Sísifo era brasileiro
Um dia após o outro, o Brasil desfaz o resultado de esforços de anos para recomeçar do zero
Da Redação
Publicado em 5 de julho de 2022 às 15h01.
Por André Bolini
Acho que fui amaldiçoado. Não importa para onde olhe, estou condenado a ver sádicas analogias com o Brasil. A mitologia grega, por exemplo, é terra fértil para o exercício de minha sina. E minha vítima da vez é Sísifo. Para quem não o conhece, apresento-o: filho do Rei da Tessália, o rapaz consagrou-se na História como fundador da cidade de Corinto. Audacioso e muito sagaz, não perdeu sequer uma de suas várias oportunidades em ludibriar os Deuses e enganar a todos - inclusive a Zeus. Enganou até mesmo a morte - e mais de uma vez. Mas, quando, enfim, após longa vida, vislumbrava o descanso final de sua alma, Zeus o condenou por toda a eternidade: Sísifo foi castigado a rolar uma gigante pedra de mármore montanha a cima até que, já perto do cume, escorregavam-lhe as mãos e a pedra rolava montanha abaixo - voltando a seu ponto inicial de partida. Repetitivo e colossal esforço que, invariavelmente, mostrava-se inútil pelo resultado. Será que apenas eu vejo uma excelente síntese de nosso País nessa história?
A produtividade brasileira está estagnada há 40 anos em comparação com os outros países do mundo. Crescemos? Sim, claro! Mas os outros cresceram bem mais. No comparativo, não saímos do lugar. E, obviamente, não faltam fatores para explicar essa lambança: o sistema tributário é uma bagunça; a nossa estrutura educacional é inábil; as nossas legislações para regular a atividade econômica são burocráticas, confusas e custosas; o nosso Judiciário é inseguro e imprevisível quando do cumprimento de contratos; enfim. Resumidamente, as instituições brasileiras falharam. E, hoje, quero especificamente tratar de nossas instituições fiscais. Sobre elas, tenho muito a lamentar: parece que a cada passo dado à frente, insistimos em dar outro para trás. Sísifo ficaria orgulhoso.
Nas décadas de 1970, 80 e 90, a baderna fiscal era tamanha que resultou na sinistra hiperinflação que vivemos. Chegamos a registrar aumento de 5.265% no IPCA acumulado de um ano. Quando, enfim, veio o Plano Real, além da troca de moeda com indexação pela famosa URV, nascia também o principal meio de defesa contra a sanha inflacionária do Estado brasileiro: a Lei de Responsabilidade Fiscal. Vitória! Avançamos 10 passos à frente naquele momento! Mas, claro, Sísifo é boa metáfora para o Brasil por um motivo. Na década seguinte, a gestão econômica do Partido dos Trabalhadores conseguiu colocar a LRF sob ameaça: o aumento de gastos foi descomunal - e sem qualquer equilíbrio orçamentário sustentável. Estados e municípios contratando despesas que seriam cristalizadas em orçamento com base em receita extraordinária; subsídios para lá e para cá sem constarem em lei orçamentária; a TJLP no BNDES para distribuir dinheiro aos “campeões nacionais”; déficits recorrentes com a senhora Dilma Rousseff; dentre tantas outras irresponsabilidades. Regredimos 9 passos para trás. Na ameaça do derradeiro passo, veio o impeachment e voltamos a avançar com a PEC do Teto de Gastos. Se FHC está para o Plano Real, Michel Temer está para o Teto de Gastos. Mas lembremo-nos, caro amigo leitor, de nossa danação aos moldes de nosso colega grego.

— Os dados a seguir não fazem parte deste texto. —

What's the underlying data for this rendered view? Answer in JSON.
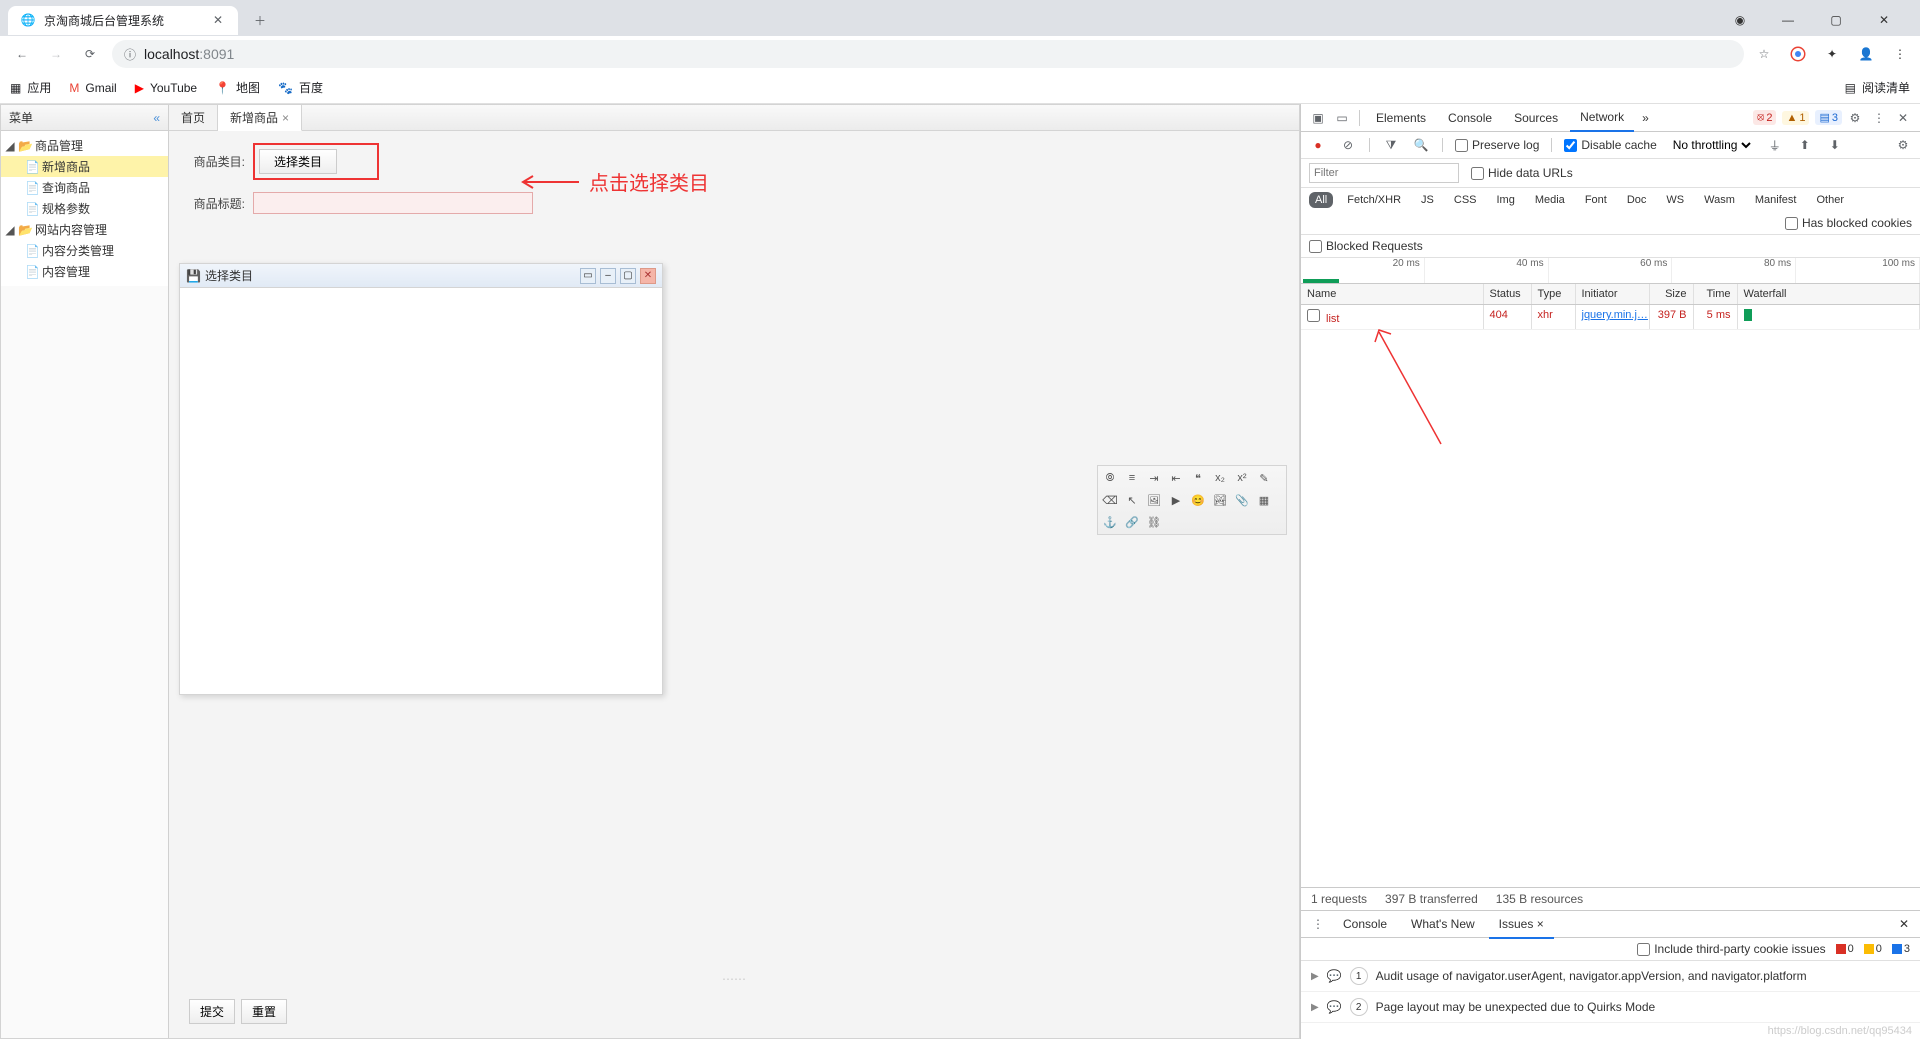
{
  "browser": {
    "tab_title": "京淘商城后台管理系统",
    "url_host": "localhost",
    "url_port": ":8091",
    "reading_list": "阅读清单",
    "bookmarks": [
      "应用",
      "Gmail",
      "YouTube",
      "地图",
      "百度"
    ]
  },
  "sidebar": {
    "header": "菜单",
    "nodes": [
      {
        "label": "商品管理",
        "type": "folder",
        "level": 1,
        "expanded": true
      },
      {
        "label": "新增商品",
        "type": "file",
        "level": 2,
        "active": true
      },
      {
        "label": "查询商品",
        "type": "file",
        "level": 2
      },
      {
        "label": "规格参数",
        "type": "file",
        "level": 2
      },
      {
        "label": "网站内容管理",
        "type": "folder",
        "level": 1,
        "expanded": true
      },
      {
        "label": "内容分类管理",
        "type": "file",
        "level": 2
      },
      {
        "label": "内容管理",
        "type": "file",
        "level": 2
      }
    ]
  },
  "content": {
    "tabs": [
      {
        "label": "首页",
        "closable": false,
        "active": false
      },
      {
        "label": "新增商品",
        "closable": true,
        "active": true
      }
    ],
    "form": {
      "category_label": "商品类目:",
      "category_button": "选择类目",
      "title_label": "商品标题:"
    },
    "annotation_text": "点击选择类目",
    "dialog_title": "选择类目",
    "submit": "提交",
    "reset": "重置"
  },
  "devtools": {
    "tabs": [
      "Elements",
      "Console",
      "Sources",
      "Network"
    ],
    "active_tab": "Network",
    "badges": {
      "errors": "2",
      "warnings": "1",
      "info": "3"
    },
    "toolbar": {
      "preserve_log": "Preserve log",
      "disable_cache": "Disable cache",
      "throttling": "No throttling"
    },
    "filter_placeholder": "Filter",
    "hide_data_urls": "Hide data URLs",
    "types": [
      "All",
      "Fetch/XHR",
      "JS",
      "CSS",
      "Img",
      "Media",
      "Font",
      "Doc",
      "WS",
      "Wasm",
      "Manifest",
      "Other"
    ],
    "active_type": "All",
    "has_blocked_cookies": "Has blocked cookies",
    "blocked_requests": "Blocked Requests",
    "timeline_ticks": [
      "20 ms",
      "40 ms",
      "60 ms",
      "80 ms",
      "100 ms"
    ],
    "columns": [
      "Name",
      "Status",
      "Type",
      "Initiator",
      "Size",
      "Time",
      "Waterfall"
    ],
    "row": {
      "name": "list",
      "status": "404",
      "type": "xhr",
      "initiator": "jquery.min.j…",
      "size": "397 B",
      "time": "5 ms"
    },
    "status_bar": {
      "requests": "1 requests",
      "transferred": "397 B transferred",
      "resources": "135 B resources"
    },
    "drawer": {
      "tabs": [
        "Console",
        "What's New",
        "Issues"
      ],
      "active": "Issues",
      "include_third_party": "Include third-party cookie issues",
      "sev_counts": {
        "red": "0",
        "yellow": "0",
        "blue": "3"
      },
      "issues": [
        {
          "n": "1",
          "text": "Audit usage of navigator.userAgent, navigator.appVersion, and navigator.platform"
        },
        {
          "n": "2",
          "text": "Page layout may be unexpected due to Quirks Mode"
        }
      ]
    }
  },
  "watermark": "https://blog.csdn.net/qq95434"
}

Às vésperas da eleição, eis que o governo decidiu rasgar o Teto de Gastos. O pacote de “bondades” que vem por aí (ao meu ver, melhor apelidado de “PEC Kamikaze”) inclui aumentar o benefício do Auxílio Brasil e zerar sua fila de espera; aumentar o Auxílio Gás; criar um auxílio de R$1.000 para caminhoneiros; bancar a gratuidade para idosos no transporte público; bancar subsídios em etanol; criar um auxílio para taxistas; e aumentar o repasse para programas da agricultura familiar. O impacto previsto é da ordem de R$40 bilhões. Mas é neste pequeno detalhe em que mora o diabo: todo esse gasto virá furando as restrições do teto. No dia seguinte à aprovação do Senado, a alta do dólar e queda da bolsa deixaram clara a percepção no aumento do risco-país. A principal fonte de certeza de nossa estrutura fiscal torna-se cada vez mais incerta. Já foram, afinal, ao menos cinco emendas constitucionais aprovadas para alterar as regras fiscais desde 2019.

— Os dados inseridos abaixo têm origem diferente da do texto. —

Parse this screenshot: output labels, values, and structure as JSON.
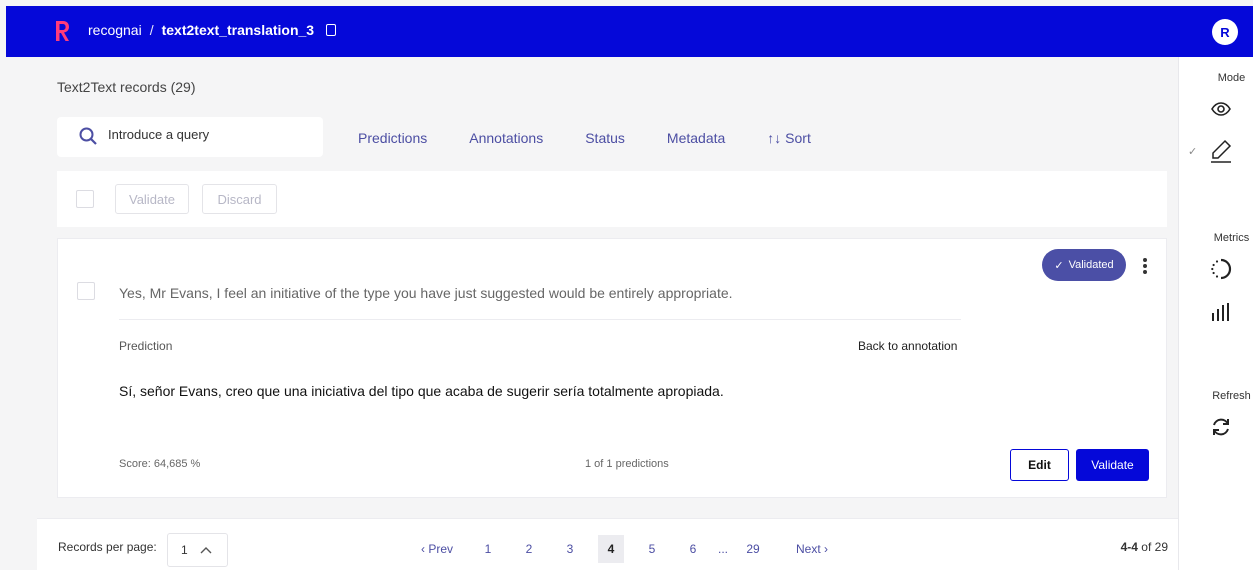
{
  "topbar": {
    "org": "recognai",
    "separator": "/",
    "dataset": "text2text_translation_3",
    "avatar_initial": "R",
    "brand_color": "#0508d9"
  },
  "sidebar": {
    "mode_label": "Mode",
    "metrics_label": "Metrics",
    "refresh_label": "Refresh",
    "icons": [
      "eye-icon",
      "pencil-icon",
      "progress-ring-icon",
      "bar-chart-icon",
      "refresh-icon"
    ]
  },
  "main": {
    "title": "Text2Text records (29)",
    "search_placeholder": "Introduce a query",
    "filters": [
      "Predictions",
      "Annotations",
      "Status",
      "Metadata",
      "↑↓ Sort"
    ],
    "bulk": {
      "validate": "Validate",
      "discard": "Discard"
    }
  },
  "record": {
    "text": "Yes, Mr Evans, I feel an initiative of the type you have just suggested would be entirely appropriate.",
    "status": "Validated",
    "prediction_label": "Prediction",
    "back_link": "Back to annotation",
    "prediction_text": "Sí, señor Evans, creo que una iniciativa del tipo que acaba de sugerir sería totalmente apropiada.",
    "score": "Score: 64,685 %",
    "predictions_count": "1 of 1 predictions",
    "edit": "Edit",
    "validate": "Validate"
  },
  "footer": {
    "rpp_label": "Records per page:",
    "rpp_value": "1",
    "prev": "‹ Prev",
    "next": "Next ›",
    "pages": [
      "1",
      "2",
      "3",
      "4",
      "5",
      "6",
      "...",
      "29"
    ],
    "current_page": "4",
    "range": "4-4",
    "of_total": "of 29"
  }
}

Não há como negar que passamos por tempos difíceis. Dois anos de pandemia com uma guerra assolando o preço do petróleo estão fazendo o mundo todo pagar alto preço. E, por mais desejável que seja ampliar todo tipo de benefício à população mais pobre, é bom lembrar que não temos potência fiscal como outros países. Nossa situação é trágica: as despesas obrigatórias já superam a receita líquida. Os dispêndios com previdência ocupam 60% do orçamento da União, ainda que sejamos um país jovem (note: gastamos, em relação proporcional ao PIB, a mesma coisa que o Japão gasta em matéria de previdência, mas com uma pequena diferença: a população idosa japonesa é 3 vezes maior que a brasileira). Absolutamente insustentável. Direitos adquiridos generalizados também contribuem para essa insustentabilidade - assim como o crescimento automático de despesas com folha de pagamentos, educação e saúde - sem que se avalie o motivo para incremento do gasto e seu respectivo impacto. Fragilidade das contas públicas é eufemismo para nos descrever. Assim, pergunto: será que é neste cenário que deveríamos anular a mais importante âncora fiscal do Brasil atual?
Lembre-se sempre, amigo leitor, que nosso País não é pobre por ordem do acaso: são anos e anos com exímia dedicação para não sairmos do lugar. Já acertamos no diagnóstico e no tratamento de nossas comorbidades no passado - com soluções elegantes e engenhosas, diga-se de passagem. Mas, ah!, como são grandes as tentações eleitorais, corporativistas e patrimonialistas no meio do caminho. Eis que a cada passo à frente, acompanha outro para trás. O esforço de décadas para a criação de consensos e consolidação institucional se esvai tão logo se aproximam as eleições. Se me permite a observação, constato: trabalho leve e fácil este o teu, Sísifo. Há pedras tão mais pesadas que a tua! Tente ser responsável fiscalmente no Brasil por um dia sequer para variar.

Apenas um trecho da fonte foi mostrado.